On dit que les mêmes gens qui gardent Avignon au saint père ont un grand crédit dans le sérail de Constantinople. Si la chose est vraie, c’est une scène nouvelle qui va s’ouvrir. Mais il n’y en a point de plus belle que les pièces qu’on joue en Prusse et en Suede. Le Roy votre neveu paraît digne de son oncle.
Je remercie votre majesté de remettre dans la règle le célèbre couvent d’Oliva, car le bruit cour que vous êtes prieur de cette bonne abaye et que dans peu tous les novices de ce couvent feront l’exercice à la prussienne. Je ne m’attendais il y a deux ans à rien de tout ce que je vois. C’est assurément une chose unique que le même homme se soit moqué si légèrement des palatins pendant six chants entiers et en ait eu un nouvau Royaume pour sa peine. Le Roy David fesait des vers contre ses ennemis mais ses vers n’étaient pas si plaisants que les vôtres. Jamais on n’a fait un poème ni pris un royaume avec tant de facilité. Vous voilà sire le fondateur d’une très grande puissance. Vous tenez un des bras de la ballance de l’Europe, et la Russie devient un nouvau monde. Comme tout est changé! et que je me sais bon gré d’avoir vécu pour tous ces grands événements!

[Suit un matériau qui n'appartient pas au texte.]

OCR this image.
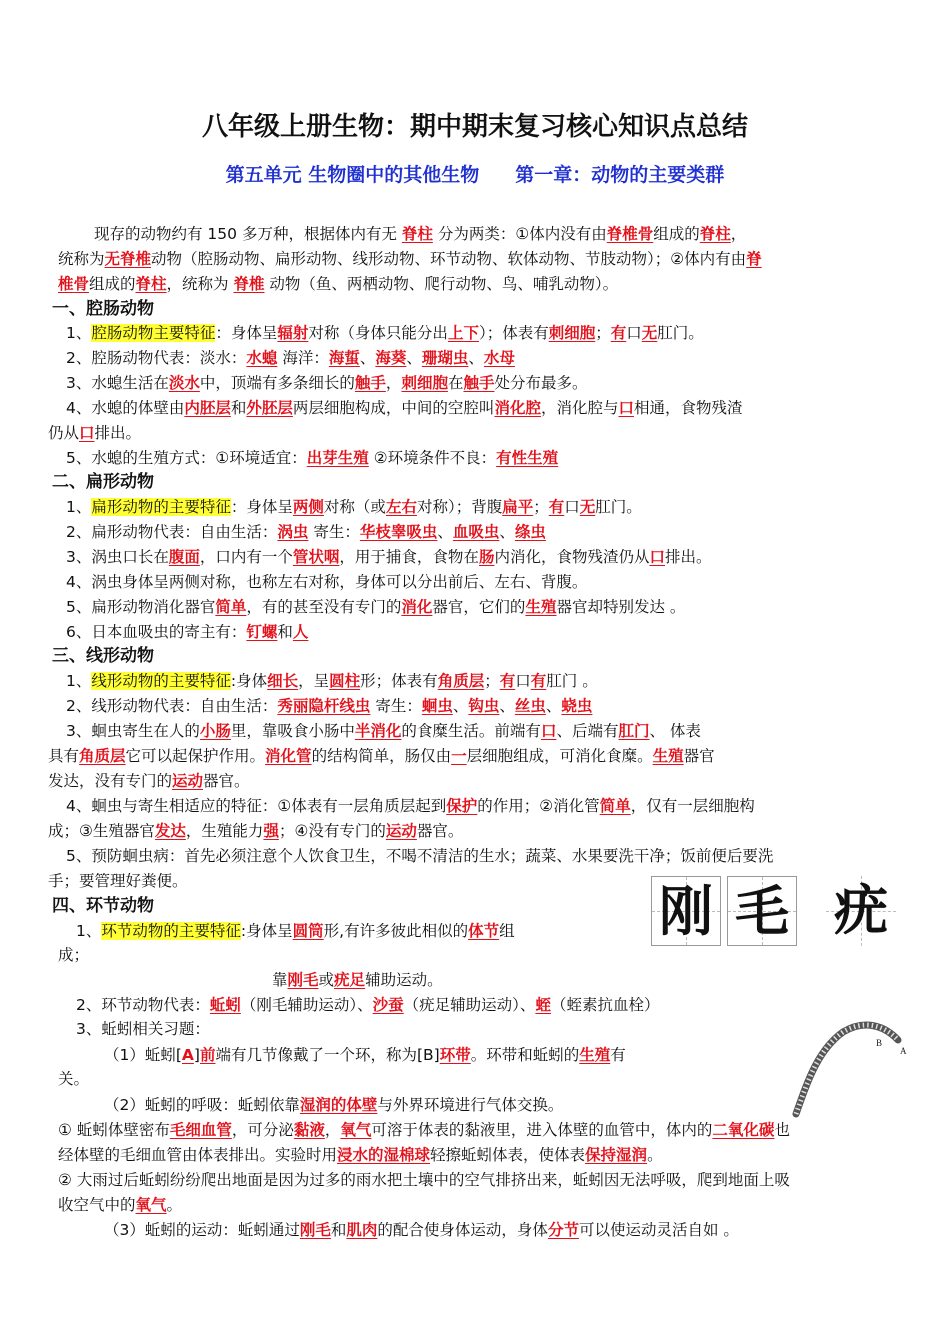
八年级上册生物：期中期末复习核心知识点总结
第五单元 生物圈中的其他生物 第一章：动物的主要类群
现存的动物约有 150 多万种，根据体内有无 脊柱 分为两类：①体内没有由脊椎骨组成的脊柱，
统称为无脊椎动物（腔肠动物、扁形动物、线形动物、环节动物、软体动物、节肢动物）；②体内有由脊
椎骨组成的脊柱，统称为 脊椎 动物（鱼、两栖动物、爬行动物、鸟、哺乳动物）。
一、腔肠动物
1、腔肠动物主要特征：身体呈辐射对称（身体只能分出上下）；体表有刺细胞；有口无肛门。
2、腔肠动物代表：淡水：水螅 海洋：海蜇、海葵、珊瑚虫、水母
3、水螅生活在淡水中，顶端有多条细长的触手，刺细胞在触手处分布最多。
4、水螅的体壁由内胚层和外胚层两层细胞构成，中间的空腔叫消化腔，消化腔与口相通，食物残渣
仍从口排出。
5、水螅的生殖方式：①环境适宜：出芽生殖 ②环境条件不良：有性生殖
二、扁形动物
1、扁形动物的主要特征：身体呈两侧对称（或左右对称）；背腹扁平；有口无肛门。
2、扁形动物代表：自由生活：涡虫 寄生：华枝睾吸虫、血吸虫、绦虫
3、涡虫口长在腹面，口内有一个管状咽，用于捕食，食物在肠内消化，食物残渣仍从口排出。
4、涡虫身体呈两侧对称，也称左右对称，身体可以分出前后、左右、背腹。
5、扁形动物消化器官简单，有的甚至没有专门的消化器官，它们的生殖器官却特别发达 。
6、日本血吸虫的寄主有：钉螺和人
三、线形动物
1、线形动物的主要特征:身体细长，呈圆柱形；体表有角质层；有口有肛门 。
2、线形动物代表：自由生活：秀丽隐杆线虫 寄生：蛔虫、钩虫、丝虫、蛲虫
3、蛔虫寄生在人的小肠里，靠吸食小肠中半消化的食糜生活。前端有口、后端有肛门、 体表
具有角质层它可以起保护作用。消化管的结构简单，肠仅由一层细胞组成，可消化食糜。生殖器官
发达，没有专门的运动器官。
4、蛔虫与寄生相适应的特征：①体表有一层角质层起到保护的作用；②消化管简单，仅有一层细胞构
成；③生殖器官发达，生殖能力强；④没有专门的运动器官。
5、预防蛔虫病：首先必须注意个人饮食卫生，不喝不清洁的生水；蔬菜、水果要洗干净；饭前便后要洗
手；要管理好粪便。
四、环节动物
1、环节动物的主要特征:身体呈圆筒形,有许多彼此相似的体节组
成；
靠刚毛或疣足辅助运动。
2、环节动物代表：蚯蚓（刚毛辅助运动）、沙蚕（疣足辅助运动）、蛭（蛭素抗血栓）
3、蚯蚓相关习题：
（1）蚯蚓[A]前端有几节像戴了一个环，称为[B]环带。环带和蚯蚓的生殖有
关。
（2）蚯蚓的呼吸：蚯蚓依靠湿润的体壁与外界环境进行气体交换。
① 蚯蚓体壁密布毛细血管，可分泌黏液，氧气可溶于体表的黏液里，进入体壁的血管中，体内的二氧化碳也
经体壁的毛细血管由体表排出。实验时用浸水的湿棉球轻擦蚯蚓体表，使体表保持湿润。
② 大雨过后蚯蚓纷纷爬出地面是因为过多的雨水把土壤中的空气排挤出来，蚯蚓因无法呼吸，爬到地面上吸
收空气中的氧气。
（3）蚯蚓的运动：蚯蚓通过刚毛和肌肉的配合使身体运动，身体分节可以使运动灵活自如 。
刚 毛 疣
B
A
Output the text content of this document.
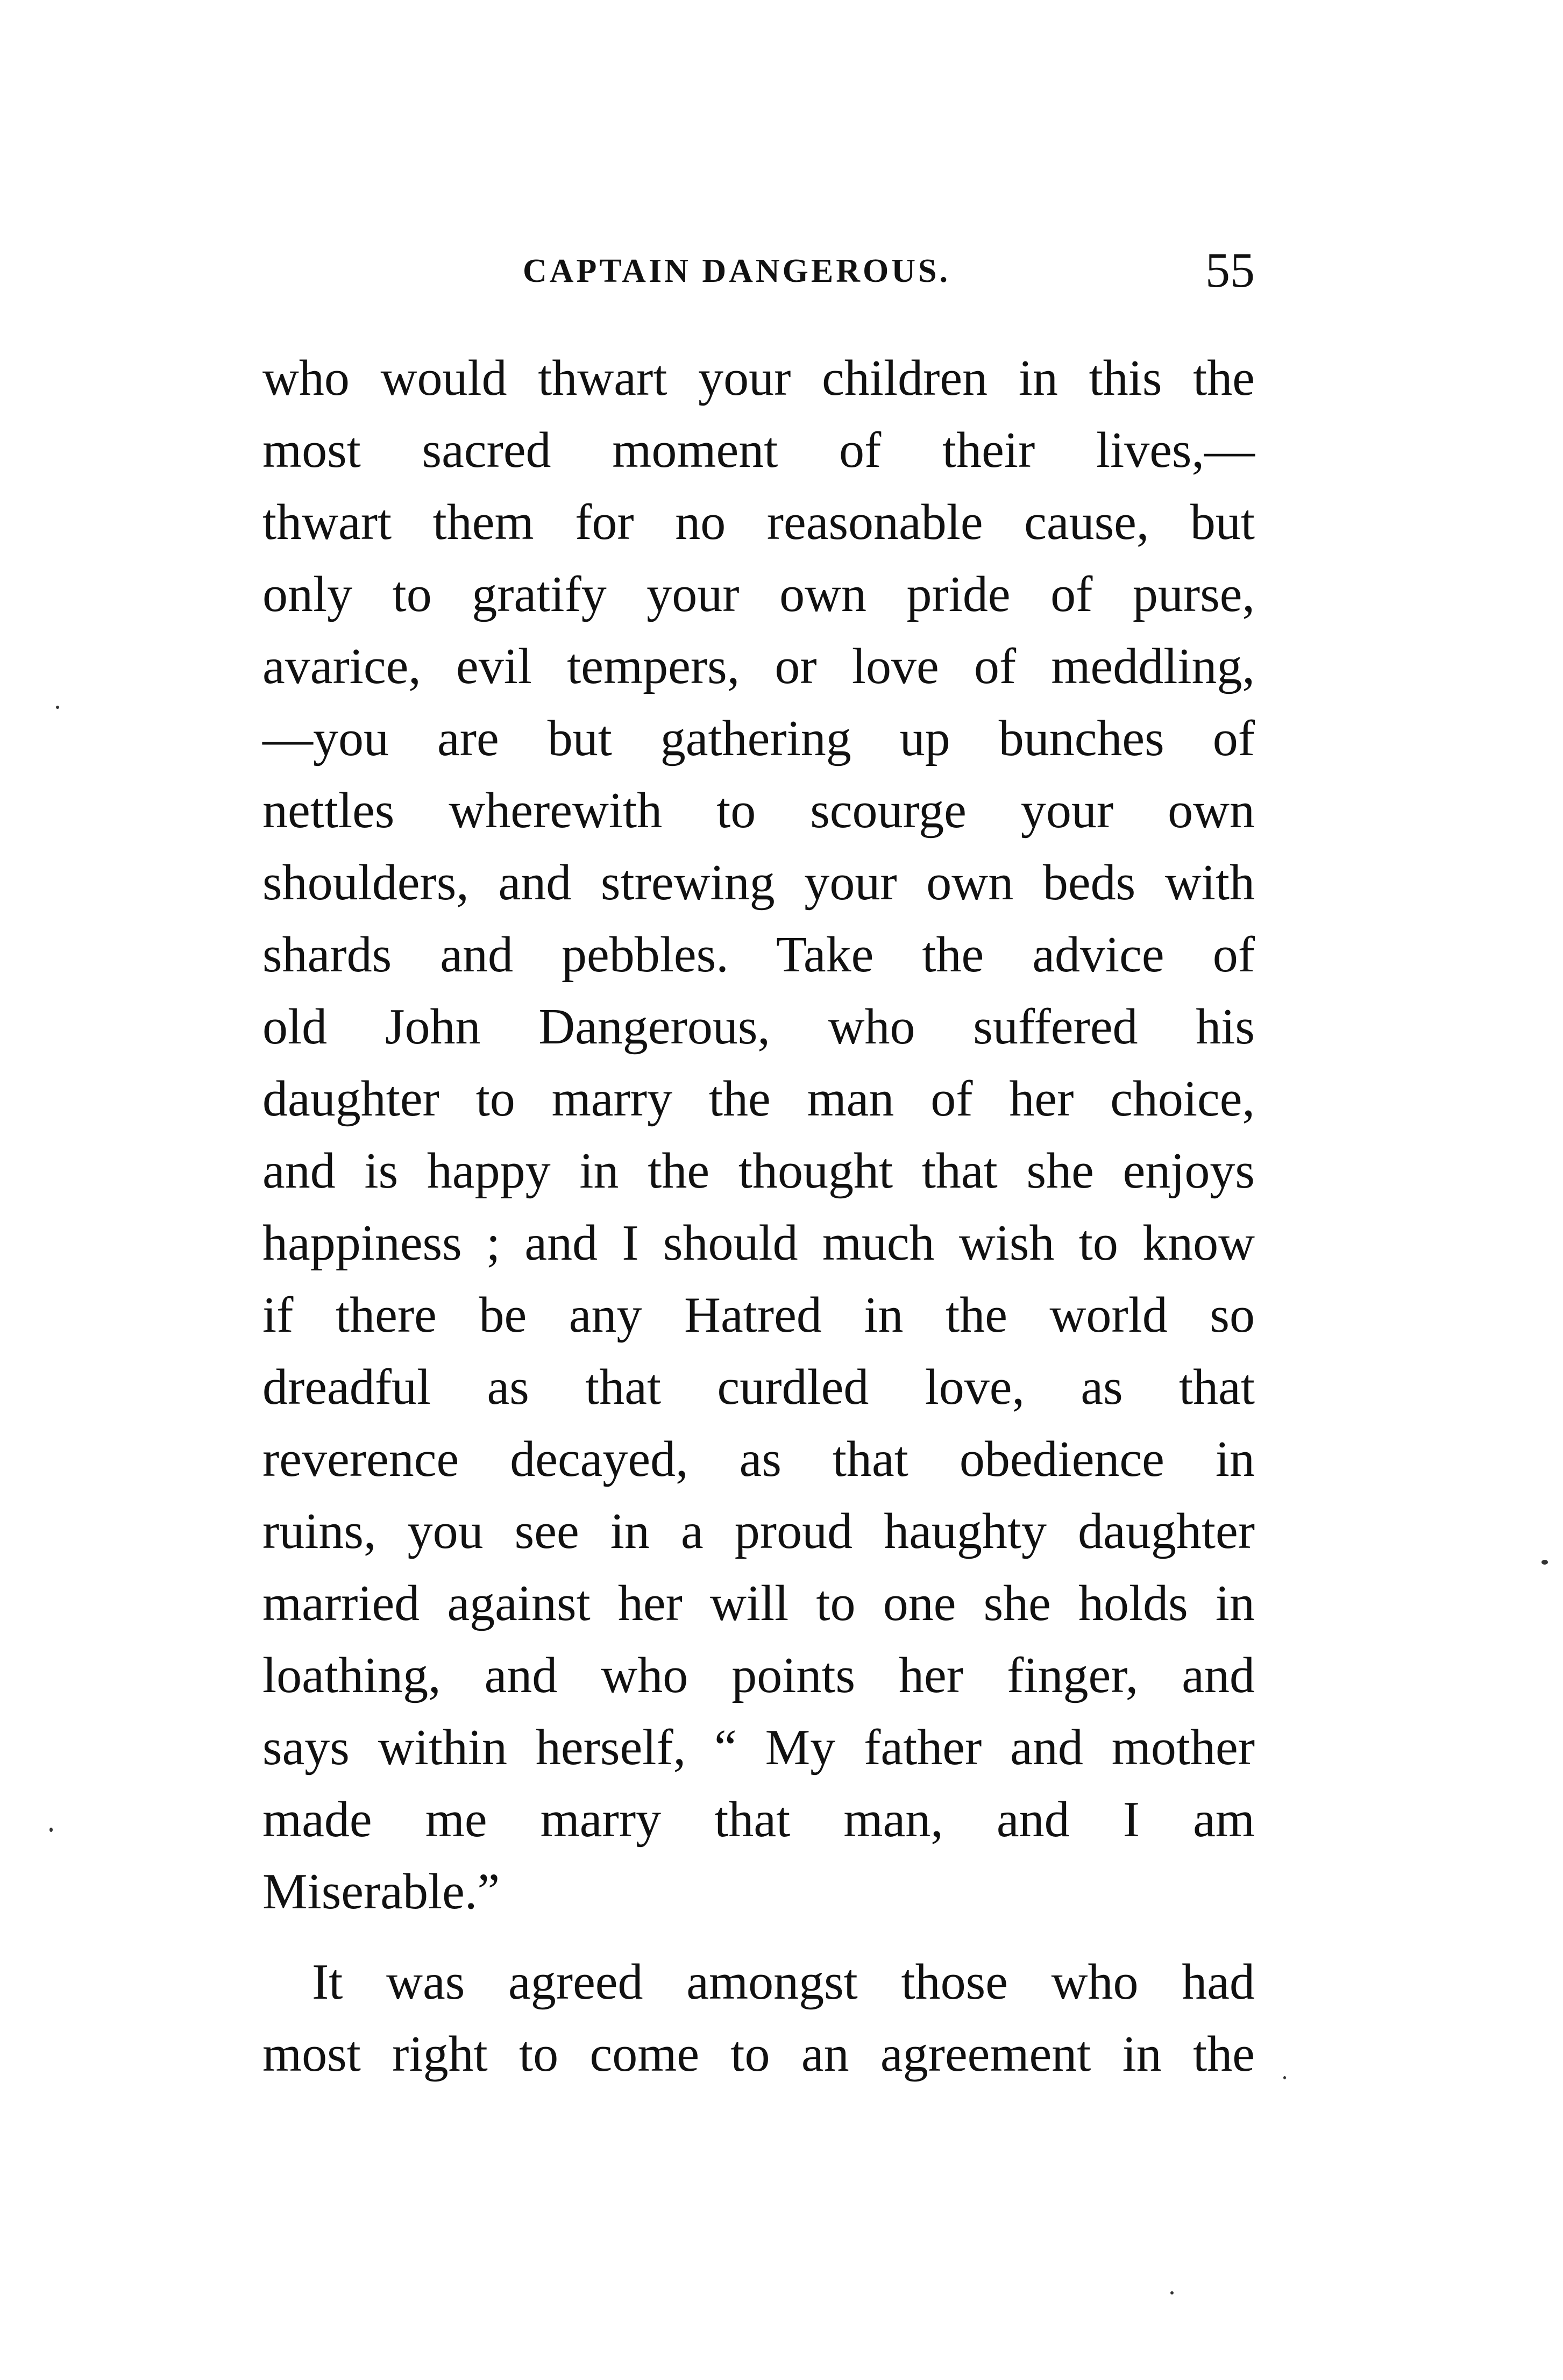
CAPTAIN DANGEROUS.	55
who would thwart your children in this the
most sacred moment of their lives,—
thwart them for no reasonable cause, but
only to gratify your own pride of purse,
avarice, evil tempers, or love of meddling,
—you are but gathering up bunches of
nettles wherewith to scourge your own
shoulders, and strewing your own beds with
shards and pebbles. Take the advice of
old John Dangerous, who suffered his
daughter to marry the man of her choice,
and is happy in the thought that she enjoys
happiness ; and I should much wish to know
if there be any Hatred in the world so
dreadful as that curdled love, as that
reverence decayed, as that obedience in
ruins, you see in a proud haughty daughter
married against her will to one she holds in
loathing, and who points her finger, and
says within herself, “ My father and mother
made me marry that man, and I am
Miserable.”
It was agreed amongst those who had
most right to come to an agreement in the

Dieu mercy je prédis et je dis il y a plus de trente ans que vous feriez de très grandes choses, mais je n’avais pas poussé mes prédictions aussi loin que vous avez porté votre très solide gloire. Votre destin a toujours été d’étonner la terre. Je ne sçais pas quand vous vous arrèterés, mais je sais que l’aigle de Prusse va bien loin.
Je supplie cette aigle de daigner jetter sur moy chétif du haut des airs où elle plane, un de ces coups d’œil qui raniment le génie éteint. Je trouve si votre médaille est ressemblante que la vie est dans vos yeux et sur votre visage et que vous avez comme de raison, la santé d’un héros.
Je suis à vos pieds comme il y a trente ans, mais bien affaibli. Je regarderai le regno redintegrato quand je voudrai reprendre des forces.